Senior Living in MA Senior Living considerations for the adult child of elderly parents.
  • The Decision Process of Choosing Senior Living

    Filed under Senior Living
    May 30

    A lingering stigma prevents many from discussing Senior Living Communities with their elderly mother or father. Perhaps it’s not a really a stigma, but the reluctance to face a sad reality that mom or dad or aunt or uncle are no longer able to care for themselves, or their house.

    The circumstances can slowly creep up on your family… Perhaps your parent shouldn’t be driving any more or has already stopped driving, and can’t easily travel to a grocery store. Perhaps your parent or aunt has gotten forgetful, and shouldn’t be using a stove because they’ve forgotten to turn it off more than an acceptable number of times. Perhaps their doctor has contacted you about them not taking medications.

    If you live in Massachusetts or elsewhere in the Northeast, or anywhere the winters bring snow and ice, you probably experience an extra level of apprehension about slips, falls, and broken hips.

    For some, a calamitous event like a fall or a sudden illness thrust the decision about senior living communities upon the family in an instant.

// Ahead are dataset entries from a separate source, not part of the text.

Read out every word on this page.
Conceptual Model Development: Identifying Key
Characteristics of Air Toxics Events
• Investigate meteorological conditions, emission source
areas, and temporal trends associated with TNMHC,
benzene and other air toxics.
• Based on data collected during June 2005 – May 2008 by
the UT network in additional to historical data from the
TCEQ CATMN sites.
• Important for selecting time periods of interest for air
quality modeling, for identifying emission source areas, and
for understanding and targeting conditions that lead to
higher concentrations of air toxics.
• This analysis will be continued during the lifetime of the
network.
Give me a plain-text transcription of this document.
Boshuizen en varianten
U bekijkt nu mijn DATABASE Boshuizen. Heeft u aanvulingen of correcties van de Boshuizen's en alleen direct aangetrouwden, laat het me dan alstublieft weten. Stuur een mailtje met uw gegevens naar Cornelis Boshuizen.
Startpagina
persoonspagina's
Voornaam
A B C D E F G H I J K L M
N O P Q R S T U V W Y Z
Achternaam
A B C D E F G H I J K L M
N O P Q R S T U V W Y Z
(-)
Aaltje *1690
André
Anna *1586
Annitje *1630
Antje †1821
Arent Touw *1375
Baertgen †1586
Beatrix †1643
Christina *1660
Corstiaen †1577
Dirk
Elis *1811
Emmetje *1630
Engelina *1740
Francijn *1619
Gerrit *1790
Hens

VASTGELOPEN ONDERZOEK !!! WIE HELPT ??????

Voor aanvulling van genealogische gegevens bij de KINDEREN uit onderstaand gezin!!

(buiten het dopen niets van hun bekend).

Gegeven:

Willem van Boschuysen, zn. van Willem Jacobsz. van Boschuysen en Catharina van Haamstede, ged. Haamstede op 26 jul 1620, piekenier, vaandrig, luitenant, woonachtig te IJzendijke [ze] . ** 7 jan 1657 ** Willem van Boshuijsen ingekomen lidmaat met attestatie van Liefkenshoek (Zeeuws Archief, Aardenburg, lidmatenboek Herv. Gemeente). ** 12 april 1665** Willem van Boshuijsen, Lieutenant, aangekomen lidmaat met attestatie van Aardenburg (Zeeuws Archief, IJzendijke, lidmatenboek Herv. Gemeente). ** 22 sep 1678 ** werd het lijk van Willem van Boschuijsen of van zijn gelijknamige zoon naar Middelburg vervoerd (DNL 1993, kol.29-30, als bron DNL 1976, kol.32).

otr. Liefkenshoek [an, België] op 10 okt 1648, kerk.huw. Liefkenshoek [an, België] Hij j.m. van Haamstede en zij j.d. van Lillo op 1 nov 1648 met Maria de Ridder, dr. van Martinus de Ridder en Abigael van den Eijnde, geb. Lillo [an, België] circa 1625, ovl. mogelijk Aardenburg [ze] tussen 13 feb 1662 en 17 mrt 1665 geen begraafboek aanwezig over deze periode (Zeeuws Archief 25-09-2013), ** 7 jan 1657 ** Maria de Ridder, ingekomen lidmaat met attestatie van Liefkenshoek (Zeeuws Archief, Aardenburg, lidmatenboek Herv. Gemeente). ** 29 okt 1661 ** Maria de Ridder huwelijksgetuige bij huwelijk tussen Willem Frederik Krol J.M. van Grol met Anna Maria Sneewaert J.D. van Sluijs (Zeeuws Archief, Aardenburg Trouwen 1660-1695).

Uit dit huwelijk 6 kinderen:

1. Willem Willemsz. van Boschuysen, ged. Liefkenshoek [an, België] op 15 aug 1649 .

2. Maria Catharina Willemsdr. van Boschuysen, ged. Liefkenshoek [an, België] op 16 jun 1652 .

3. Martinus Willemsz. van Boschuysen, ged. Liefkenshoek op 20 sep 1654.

    While you may see a frail, stubborn old person sitting in that chair, you have to remember that your mom or dad were once vibrant, young, and ready to conquer the world in their own way. If they are World War II veterans, they literally have defended the world in their youth. Admitting they need help in everyday life is an acceptance of the failing of their physical bodies. Put yourself in their shoes. It’s not easy.

    Indeed, some families communicate well enough to have already prepared “Living Wills” and discussed end-of-life matters. However, that seems more the exception than the rule. Let’s face it: few of us like discussing and actually considering our own mortality.

    Who is the Decision Maker for Senior Living Community Selection?

    As it pertains to the Senior Living industry, the last type of family is the most prepared, and the seniors themselves have been involved in the decision process all along. The Seniors have been able to discuss all their options, consider what services communities offer, and discuss them with their adult children. They make the decision for themselves.

    In other cases the decision maker gets dragged into research and the decision process reluctantly by family. Elderly spouses may have partners very reluctant to face their own failings. Parents may refuse to face the condition of their homes, or that they can no longer care for themselves. Or, adult siblings charged with the critical decision about housing for their mom or dad may have to coerce another into active participation. For many, the decision possibly reinforces their own aging which they’ve tried to deny for years. This reality check is unwelcome at best. The reluctant decision maker is either the senior or the adult child in this case.

    For others, it may take a “wake-up-call” to realize they actually do need help. They may experience a medical emergency, or a moment of clarity after narrowly avoiding a self-inflicted disaster, or a moment of clarity about the progression of a medical condition. There is an urgency to a senior community selection after a wake-up call, but the senior may still be involved.

    And finally, there are the decision-makers who are thrust into the role in an emergency. They have no time to carefully evaluate options. Typically unprepared adult children find themselves making decisions for their elder loved one who can no longer process the myriad options presented to them.
    Having no time to prepare in such a situation, the focus is on the fundamental capabilities of a community, with little to no regard for any kinds of extras a community may provide.

    As difficult and uncomfortable as it is, it is best to begin having the discussion with the elders in your family and your siblings. Will they move in with you? Do you have the room? Is your house accessible enough for an elderly parent to get around? Or, will everyone be the most comfortable if they live with their peers in a senior living community?

    Senior Living Options

    Once you begin to research senior living communities for your mom or dad or aunt or uncle, the number of options you will find may surprise you. For example, there are at least six senior living communities in Danvers MA, and 31 within a ten mile radius of Danvers, and 334 across the state of Massachusetts…

    Start the discussions as soon as you can so when the time comes, your decision can be based on all the most desired options, and not the least common denominator of capabilities of the communities in your targeted neighborhood.